By 2006, I was using self-harm as a way to get away with feeling pain and stress from everyday petty dilemmas.

Trigger:
What triggered it for me came from feeling like I was binge eating to feeling so low. I didn't show much emotions growing up so no one really knew if they were getting to me. I brought all my pain home and saved it for bed time because I did not let anyone know that they can actually make me cry. After years of crying alone, I began to not feel a thing because I started getting numbed to people's hurtful words and actions. I self medicated to let myself know that I'm still "alive" and it was a way to focus my stress into something else. It helped me forget how cruel people can be because with each line and each drop, it stung and I was crying from that physical pain rather than what I was feeling inside.

Stress
Boredom
Anxiety attacks

Self-loath:
What was once my occasional outlet became an addiction because what was once something I turned to for all the stress I faced, I began using it when I am bored. It became a nightly routine even on days when I was having a day. I did not need a reason to turn to it because I was turning an outlet into a habit. A bedtime routine was not complete without it. The habit became so bad that I started hating myself for it. I even tried to do cold turkey and tucking away my "trusty friend" to help me forget, but I felt like I was alone and lost without it. I did not know how to function without my tools and found myself searching for new things to experiment with. There was even a time when I did not know what to do with myself that I swallowed an entire bottle of iron pills and fell asleep on my carpet floor and woke up the next morning disappointed that I was not dead. I wanted to stop self-harming so much that there were nights when I would write letters to my family members in my journal and stand inside my closet staring at a tied up rope that I found in the shed. I hated myself for a long time because I felt like I was different and carried such a taboo secret that everyone flaunt in school for attention, but at the same time no one talked about. 

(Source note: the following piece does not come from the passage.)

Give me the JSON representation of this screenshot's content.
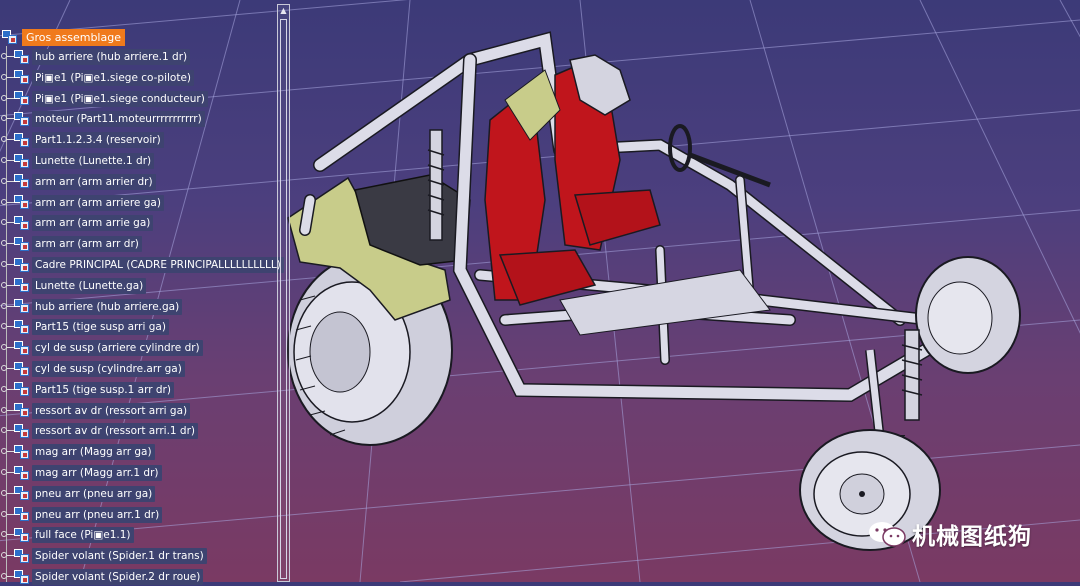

I thought something was wrong with me because all we learned in school was substance abuse, don't do drug, and use condoms. No teachers ever taught us that self-harm was also an addiction. 

How I overcame it:
Even into my adult life, I still turned to my "trusty friend" 5 years out of high school. Life was getting complicating because I was stressing about the future, and I did not know what I was supposed to be. It took me 24 years to realized that I am capable of controlling how I faced each stress and where I should focus on. I learned to love myself through trial and error. I found my happy place and where my presence was appreciated. I finally found peace when Joel told me that he loves me so much and begged me to never hurt myself again. 

All I needed was someone to say that when I hurt myself, they share that pain I feel. I just wanted to hear someone tell me that they care as much as they showed it. I overcame this part of my life by finally  realizing that I needed to surround myself with people that cares, makes me happy, and never ask me to be someone else other than myself. 


Today I live by Mahatma Gandhi's "No one can hurt me without my permission."